University of Delaware hopes a New York bankruptcy judge likes its $24.25 million dollar plan to buy the Chrysler plant in Newark, DE and use it to expand the University borders, possibly making it a business and technology center.
The only thing standing in the way of a major expansion of the University of Delaware in Newark. University Patrick Harker signed a $24.25 million deal Friday.
Chrysler closed the facility in December 2007. The 58 year old plant includes 3.4million square feet of business space. Harker said, “the size of this parcel of land and its proximity to our main campus make this truly a once in a lifetime opportunity for the University of Delaware.” He said this will become a corner stone in the University’s mission to be an economic cornerstone for the state.
A University statement describes a research and technology campus adjacent to the University and on the Chrysler site. Harker praised state and congressional leaders from Delaware in their help in getting the deal done. The city of Newark used to generate tax dollars from Chrysler. Newark Mayor Vance Funk sees the benefits of a University of Delaware run facility. He says the University will use city utility. The University in its statement described improvements to roads and mass transit systems to the area with the expansion.
There is no time table set on when the bankruptcy court will meet to make a decision on the agreement. University officials will take a walk through the facility soon to see exactly what uses it can propose for the standing structures. There will be federal money made available to cleanup hazardous materials still at the Chrysler plant.

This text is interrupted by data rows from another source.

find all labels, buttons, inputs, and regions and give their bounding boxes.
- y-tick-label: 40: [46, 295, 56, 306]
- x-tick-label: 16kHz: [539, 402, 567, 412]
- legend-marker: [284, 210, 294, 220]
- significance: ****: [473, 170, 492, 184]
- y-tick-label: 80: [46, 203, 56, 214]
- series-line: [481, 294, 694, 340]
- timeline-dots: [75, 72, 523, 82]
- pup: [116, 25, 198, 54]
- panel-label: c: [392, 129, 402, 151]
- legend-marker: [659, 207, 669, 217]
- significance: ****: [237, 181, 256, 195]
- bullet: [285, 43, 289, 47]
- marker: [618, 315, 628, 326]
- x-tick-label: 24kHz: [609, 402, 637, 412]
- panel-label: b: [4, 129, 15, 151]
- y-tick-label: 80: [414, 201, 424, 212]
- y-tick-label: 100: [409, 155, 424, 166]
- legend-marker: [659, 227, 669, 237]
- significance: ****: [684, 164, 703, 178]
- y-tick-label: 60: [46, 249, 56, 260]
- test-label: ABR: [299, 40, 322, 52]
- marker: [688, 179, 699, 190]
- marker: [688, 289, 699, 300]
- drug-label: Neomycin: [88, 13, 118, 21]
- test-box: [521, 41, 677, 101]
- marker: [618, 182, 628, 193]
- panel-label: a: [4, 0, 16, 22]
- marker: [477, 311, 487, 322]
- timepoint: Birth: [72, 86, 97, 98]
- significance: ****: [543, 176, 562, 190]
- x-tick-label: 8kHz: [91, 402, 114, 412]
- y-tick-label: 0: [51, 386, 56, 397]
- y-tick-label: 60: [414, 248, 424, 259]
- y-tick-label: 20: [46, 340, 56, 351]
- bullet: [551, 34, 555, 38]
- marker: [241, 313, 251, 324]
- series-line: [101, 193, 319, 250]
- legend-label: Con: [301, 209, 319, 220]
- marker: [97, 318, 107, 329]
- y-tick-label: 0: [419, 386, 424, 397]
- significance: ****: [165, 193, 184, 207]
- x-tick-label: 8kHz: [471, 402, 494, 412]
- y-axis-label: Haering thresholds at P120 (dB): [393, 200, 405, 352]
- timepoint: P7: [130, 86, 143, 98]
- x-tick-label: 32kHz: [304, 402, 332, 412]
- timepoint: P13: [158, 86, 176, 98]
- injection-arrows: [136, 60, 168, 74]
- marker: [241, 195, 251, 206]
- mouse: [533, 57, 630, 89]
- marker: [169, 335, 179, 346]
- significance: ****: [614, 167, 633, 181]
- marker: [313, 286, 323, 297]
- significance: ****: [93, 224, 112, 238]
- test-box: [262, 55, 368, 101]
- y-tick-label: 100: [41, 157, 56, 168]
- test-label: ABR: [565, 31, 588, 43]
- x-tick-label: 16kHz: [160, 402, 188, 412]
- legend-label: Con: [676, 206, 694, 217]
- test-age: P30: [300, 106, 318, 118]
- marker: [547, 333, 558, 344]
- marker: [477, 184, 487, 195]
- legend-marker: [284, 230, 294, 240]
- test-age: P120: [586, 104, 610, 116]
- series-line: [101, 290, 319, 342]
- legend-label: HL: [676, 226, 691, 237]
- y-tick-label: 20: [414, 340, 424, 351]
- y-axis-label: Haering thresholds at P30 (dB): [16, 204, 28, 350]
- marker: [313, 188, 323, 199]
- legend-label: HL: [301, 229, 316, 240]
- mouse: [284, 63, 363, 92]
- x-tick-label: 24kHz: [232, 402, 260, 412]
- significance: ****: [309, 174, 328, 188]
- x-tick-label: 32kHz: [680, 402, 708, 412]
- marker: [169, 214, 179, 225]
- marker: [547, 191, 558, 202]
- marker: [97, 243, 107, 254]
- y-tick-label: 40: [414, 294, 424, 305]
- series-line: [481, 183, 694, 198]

Over the last few months there were stories of other buyers interested in the plant, but none publicly surfaced. The news comes as a potential buyer may be in the works for Delaware’s other automotive plant. Fisker automotive in California has become the leader buyer for the General Motors plant in Elsmere. Governor Jack Markell’s office acknowledges discussions are taking place about finding a buyer for the plant, but would not comment on specifics. That plant closed early this summer in the General Motors bankruptcy reorganization plan. The plant had made Saturn’s and Pontiac Solstice cars. The Pontiac car line has been discontinued. A deal to buy the Saturn line has fallen through. The fate of that car company is in doubt.